Barrow - pond barrow, Grange, Co. Sligo
Co. Sligo |
Barrows
At Grange in County Sligo, there survives a monument of a type that many people walk past without quite knowing what they are looking at.
A pond barrow is a prehistoric funerary or ceremonial earthwork in which a central hollow or depression is surrounded by a bank, essentially the reverse of the more familiar burial mound. Where a round barrow rises from the ground, a pond barrow sinks into it, its shallow basin ringed by an earthen rim. The result is something that can read as a natural feature, a dried-up pool or a quirk of the landscape, unless you know to look for the deliberate geometry of the surrounding bank.
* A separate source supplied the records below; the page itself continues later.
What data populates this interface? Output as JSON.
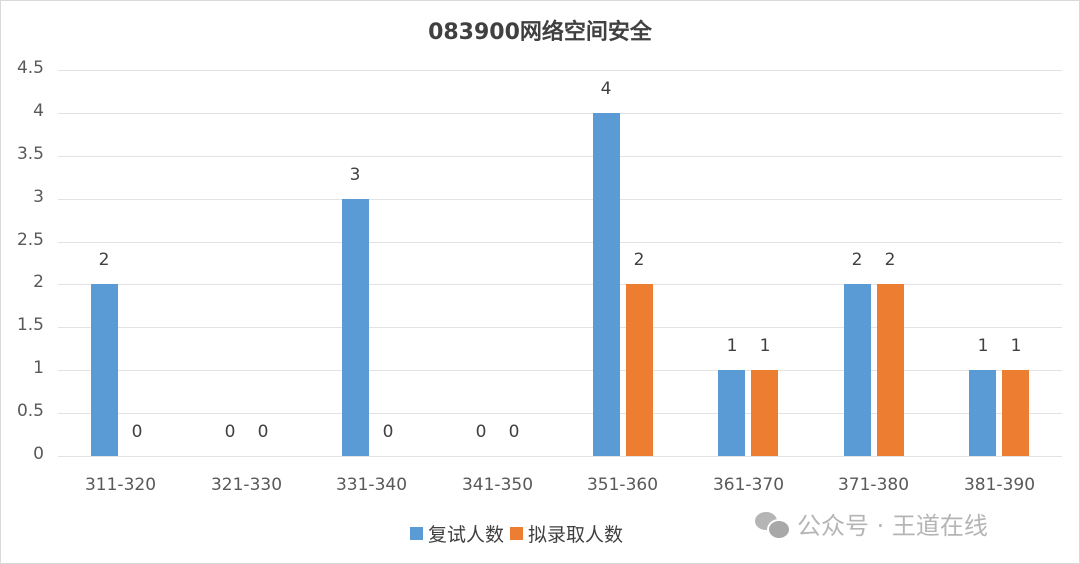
{
  "chart_data": {
    "type": "bar",
    "title": "083900网络空间安全",
    "xlabel": "",
    "ylabel": "",
    "ylim": [
      0,
      4.5
    ],
    "yticks": [
      0,
      0.5,
      1,
      1.5,
      2,
      2.5,
      3,
      3.5,
      4,
      4.5
    ],
    "ytick_labels": [
      "0",
      "0.5",
      "1",
      "1.5",
      "2",
      "2.5",
      "3",
      "3.5",
      "4",
      "4.5"
    ],
    "grid": true,
    "legend_position": "bottom",
    "categories": [
      "311-320",
      "321-330",
      "331-340",
      "341-350",
      "351-360",
      "361-370",
      "371-380",
      "381-390"
    ],
    "series": [
      {
        "name": "复试人数",
        "color": "#5b9bd5",
        "values": [
          2,
          0,
          3,
          0,
          4,
          1,
          2,
          1
        ]
      },
      {
        "name": "拟录取人数",
        "color": "#ed7d31",
        "values": [
          0,
          0,
          0,
          0,
          2,
          1,
          2,
          1
        ]
      }
    ]
  },
  "watermark": {
    "icon": "wechat-icon",
    "text": "公众号 · 王道在线"
  }
}
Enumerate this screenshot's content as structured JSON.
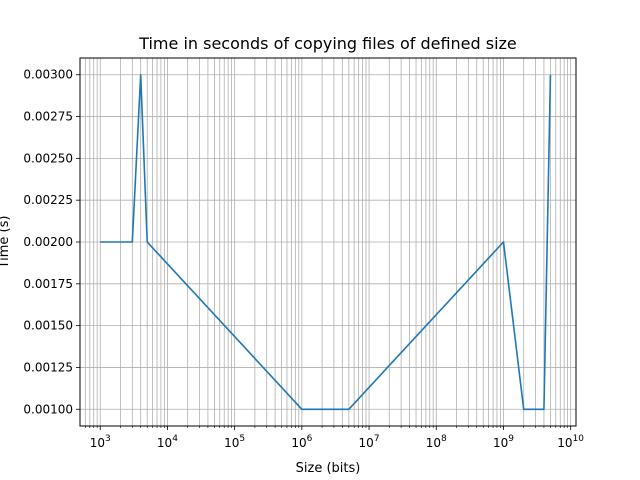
{
  "chart_data": {
    "type": "line",
    "title": "Time in seconds of copying files of defined size",
    "xlabel": "Size (bits)",
    "ylabel": "Time (s)",
    "xscale": "log",
    "xlim": [
      500,
      12000000000
    ],
    "ylim": [
      0.0009,
      0.0031
    ],
    "grid": "both-major-and-minor",
    "x_ticks": [
      {
        "base": "10",
        "exp": "3",
        "value": 1000
      },
      {
        "base": "10",
        "exp": "4",
        "value": 10000
      },
      {
        "base": "10",
        "exp": "5",
        "value": 100000
      },
      {
        "base": "10",
        "exp": "6",
        "value": 1000000
      },
      {
        "base": "10",
        "exp": "7",
        "value": 10000000
      },
      {
        "base": "10",
        "exp": "8",
        "value": 100000000
      },
      {
        "base": "10",
        "exp": "9",
        "value": 1000000000
      },
      {
        "base": "10",
        "exp": "10",
        "value": 10000000000
      }
    ],
    "y_ticks": [
      "0.00100",
      "0.00125",
      "0.00150",
      "0.00175",
      "0.00200",
      "0.00225",
      "0.00250",
      "0.00275",
      "0.00300"
    ],
    "series": [
      {
        "color": "#1f77b4",
        "x": [
          1000,
          3000,
          4000,
          5000,
          1000000,
          5000000,
          1000000000,
          2000000000,
          4000000000,
          5000000000
        ],
        "y": [
          0.002,
          0.002,
          0.003,
          0.002,
          0.001,
          0.001,
          0.002,
          0.001,
          0.001,
          0.003
        ]
      }
    ]
  }
}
Pond barrows are rare in an Irish context, more commonly associated with the dense ceremonial landscapes of Wessex in southern England, where they cluster around major Bronze Age complexes. Their presence in Connacht is therefore noteworthy. Grange in Sligo is already a townland with deep prehistoric associations, lying close to Lough Arrow, a region that preserves a remarkable concentration of Neolithic and Bronze Age remains. The precise dating and excavation history of this particular monument are not currently documented in publicly available records, so the details of its construction and use remain uncertain. What is clear is its classification as a pond barrow, a designation that places it within a specific and unusual category of prehistoric earthwork, one that continues to prompt debate among archaeologists about its ritual function.